Spring is in the air, and spring always makes me want to take field trips.  Now, from a teachers’ perspective, field trips are the worst.  The absolute worst.  They involve so many stinking forms and permission slips.  You have to fill out a separate form for each person involved in any aspect of a school (teachers, parents, principals, district administration, transportation, food service, nurses, specials, any type of aide or resource teacher). 

Then there’s the moneythe dreaded money.  How much does it cost to get in?  How much does it cost to drive there?  How do I divide the $20 per mile bus/gas fee by 120 students?  Will they round up to 5 if we go 4.7 miles?  What about chaperones?  Oh shoot, what if no parents will come help me?  Oh shoot, what if all the parents want to come help?  How do I decide which ones have to pay and which ones don’t?  What if I get robbed between collecting money from students and turning it in to the office (because that is a legitimate fear in The Hood)?  What if half my class can’t pay?  Can I afford that?  What if someone pays, then doesn’t show up that day and their parents demand the money back?  But then the financial secretary can’t refund the $4 because it was already deposited?  What if they just start yelling at me to give them their $4 back?

These are just the extra questions on top of the gajillion you already have to deal with because you are a teacher and nobody knows what the crap is going on in public education.

Anyways, my first year in The Hood, I somehow managed to get my kindergarten class to the National Cowboy and Western Heritage Museum.  


This is mostly a museum for adults, but they had a transportation grant (which eliminated all the $20 per mile x 7 miles to the museum divided by 120 students madness).  And I somehow got enough adults to go that we could have manageable-sized groups.  Plus God blessed me with 1-on-1 parental support for my kiddos who liked to run off.  I figured that things would mostly go okay, and I would be pretty available in case of emergency or overwhelmed parent.

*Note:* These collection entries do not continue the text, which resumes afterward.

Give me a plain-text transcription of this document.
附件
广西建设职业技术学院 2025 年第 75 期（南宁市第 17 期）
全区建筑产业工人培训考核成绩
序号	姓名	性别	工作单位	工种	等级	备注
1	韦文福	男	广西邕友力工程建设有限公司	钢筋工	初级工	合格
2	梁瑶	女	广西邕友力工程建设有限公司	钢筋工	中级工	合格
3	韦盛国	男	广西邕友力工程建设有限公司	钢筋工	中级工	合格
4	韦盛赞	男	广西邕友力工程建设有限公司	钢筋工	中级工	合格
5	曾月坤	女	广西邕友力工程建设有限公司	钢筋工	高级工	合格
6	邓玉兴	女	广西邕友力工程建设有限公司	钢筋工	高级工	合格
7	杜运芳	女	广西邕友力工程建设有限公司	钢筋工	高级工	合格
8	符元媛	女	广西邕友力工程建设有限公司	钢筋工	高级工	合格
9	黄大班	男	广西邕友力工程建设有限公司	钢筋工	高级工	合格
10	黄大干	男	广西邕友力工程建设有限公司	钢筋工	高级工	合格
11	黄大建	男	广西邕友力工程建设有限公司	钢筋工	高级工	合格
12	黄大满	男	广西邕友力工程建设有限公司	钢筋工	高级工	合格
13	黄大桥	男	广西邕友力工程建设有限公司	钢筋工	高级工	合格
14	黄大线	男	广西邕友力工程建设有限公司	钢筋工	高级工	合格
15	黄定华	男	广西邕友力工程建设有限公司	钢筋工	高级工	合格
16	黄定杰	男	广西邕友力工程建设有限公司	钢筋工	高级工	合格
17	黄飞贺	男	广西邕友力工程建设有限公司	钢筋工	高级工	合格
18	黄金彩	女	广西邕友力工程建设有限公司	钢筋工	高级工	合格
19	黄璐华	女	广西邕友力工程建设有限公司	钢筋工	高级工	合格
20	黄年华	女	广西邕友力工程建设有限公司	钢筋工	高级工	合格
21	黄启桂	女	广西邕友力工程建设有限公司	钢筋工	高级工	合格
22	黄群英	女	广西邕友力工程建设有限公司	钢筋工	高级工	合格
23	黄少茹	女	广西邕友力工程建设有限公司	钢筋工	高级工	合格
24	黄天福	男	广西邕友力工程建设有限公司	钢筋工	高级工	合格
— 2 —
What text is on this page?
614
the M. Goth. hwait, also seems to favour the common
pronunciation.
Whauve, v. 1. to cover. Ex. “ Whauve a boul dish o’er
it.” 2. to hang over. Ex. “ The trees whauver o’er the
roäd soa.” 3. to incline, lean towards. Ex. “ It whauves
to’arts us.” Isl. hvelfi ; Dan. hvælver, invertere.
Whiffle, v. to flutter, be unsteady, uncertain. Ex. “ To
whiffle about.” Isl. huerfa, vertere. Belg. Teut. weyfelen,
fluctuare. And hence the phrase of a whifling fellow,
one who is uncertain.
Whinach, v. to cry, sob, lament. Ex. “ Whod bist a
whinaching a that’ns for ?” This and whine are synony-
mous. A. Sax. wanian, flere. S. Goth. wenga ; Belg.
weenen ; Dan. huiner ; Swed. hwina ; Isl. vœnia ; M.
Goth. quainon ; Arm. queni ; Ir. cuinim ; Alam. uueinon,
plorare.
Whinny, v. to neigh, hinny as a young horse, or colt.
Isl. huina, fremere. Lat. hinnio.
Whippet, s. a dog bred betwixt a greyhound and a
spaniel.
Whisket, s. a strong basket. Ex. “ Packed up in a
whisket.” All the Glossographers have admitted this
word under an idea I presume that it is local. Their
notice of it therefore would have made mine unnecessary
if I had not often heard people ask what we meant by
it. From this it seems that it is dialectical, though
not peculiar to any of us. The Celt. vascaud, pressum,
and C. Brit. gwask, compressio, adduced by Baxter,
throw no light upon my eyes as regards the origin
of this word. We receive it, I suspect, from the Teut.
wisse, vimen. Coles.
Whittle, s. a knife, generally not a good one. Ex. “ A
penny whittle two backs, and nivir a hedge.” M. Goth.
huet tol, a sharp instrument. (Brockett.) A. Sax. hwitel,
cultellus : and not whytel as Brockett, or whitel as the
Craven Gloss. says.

I don’t know if you realize this, but museums with important and expensive pieces of art, like the Oklahoma Western Heritage Museum, have many alarms and such that sound just in case people try to steal the said important and expensive pieces of art.  Also, kindergartners like to touch things they are not supposed to touch, like important and expensive pieces of art.  And when these kindergartners are not monitored with an eagle-eye, they WILL touch what they are not supposed to regardless of how many times you said not to or the extreme consequences you threatened.  When they do this, it looks as though they are trying to steal the important and expensive pieces of art and ALL the alarms in the museum will sound.  And even if you saw it coming and slo-mo launched yourself at the kindergartner to stop them from touching the art and were only a half-second late, the alarms will STILL sound.  And they are very loud.

So I locked them in a jail cell...



They also tried to climb onto the horse, but they were too short.  Luckily this was in the "hands on" section of the museum.


I know all this because it happened to me.  Never again have I taken a large group of young children to a museum for adults.